Calcium mobilization and protease-activated receptor cleavage after thrombin stimulation in motor neurons

Abstract

Thrombin, the ultimate enzyme in the blood coagulation cascade, has prominent actions on various cells, including neurons. As in platelets, thrombin increases [Ca2+]i mobilization in neurons, and also retracts neurites. Both these effects are mediated through a G protein-coupled, proteolytically activated receptor for thrombin (PAR-1). Prolonged exposure to thrombin kills neurons via apoptosis, that may also involve PAR-1 activation. Increased [Ca2+]i has been a unifying mechanism proposed for cell death in several neurodegenerative diseases. Thrombin-elevated calcium levels may activate intracellular cascades in neurons leading to cell death. Since thrombin mediates its diverse effects on cells through both heterotrimeric and monomeric G proteins, we also explored what effect altering differential G protein coupling would have on the neuronal response to thrombin. We studied calcium mobilization by thrombin in a model motor neuronal cell line, NSC19, using fluorescence image analysis. Confirming effects in other neuronal types, thrombin caused dramatic increases in [Ca2+]i levels, both transiently and after prolonged exposure, which involved activation and cleavage of the PAR-1 receptor.
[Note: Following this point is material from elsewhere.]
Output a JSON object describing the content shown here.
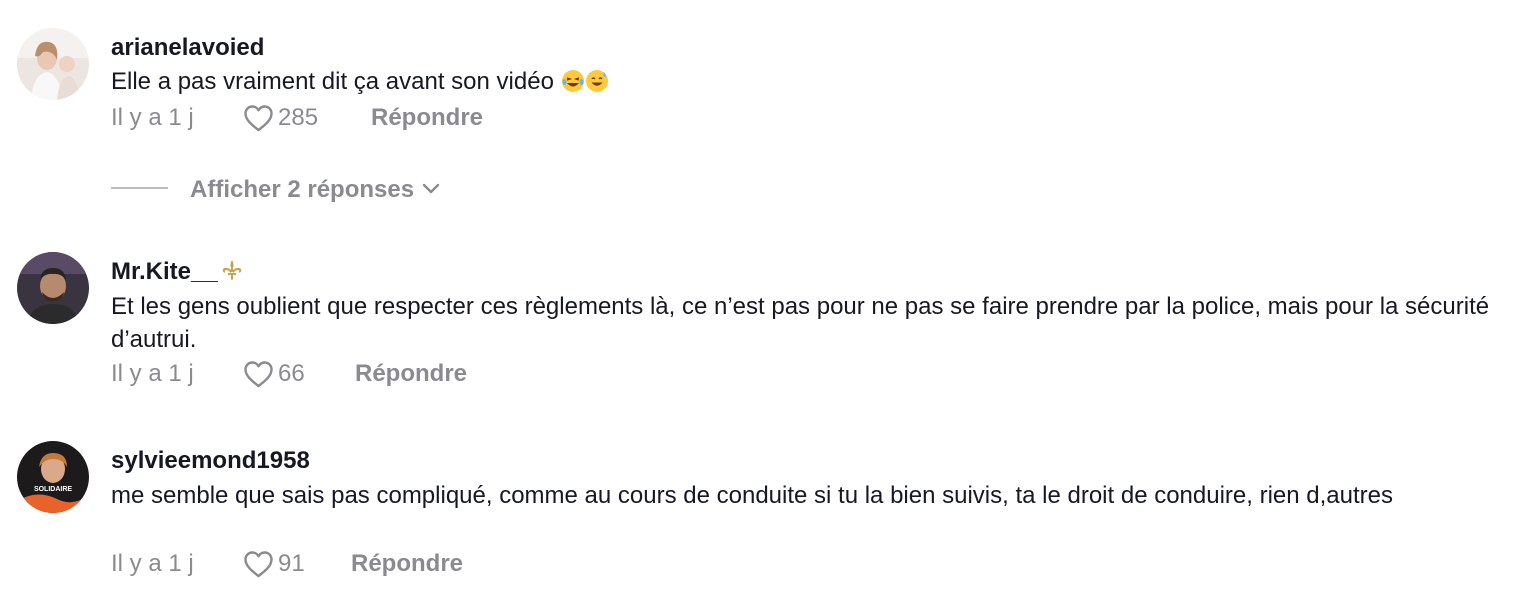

Using enzyme linked immunosorbent assay (ELISA) and dot-blot analysis, we found that the N-terminal fragment of PAR-1 was released into the medium after exposure to thrombin. We confirmed that PAR-1 protein and mRNA expression occurred in motor neurons. We found that cholera toxin inhibited thrombin-mediated Ca2+ influx, pertussis toxin did not significantly alter thrombin action, and lovastatin, a small 21-kDa Ras GTPase (Rho) modulator, showed a tendency to reduce the thrombin effect. These data indicate that thrombin-increased [Ca2+]i, sufficient to trigger cell death in motor neurons, might be approached in vivo by modulating thrombin signaling through PAR-1.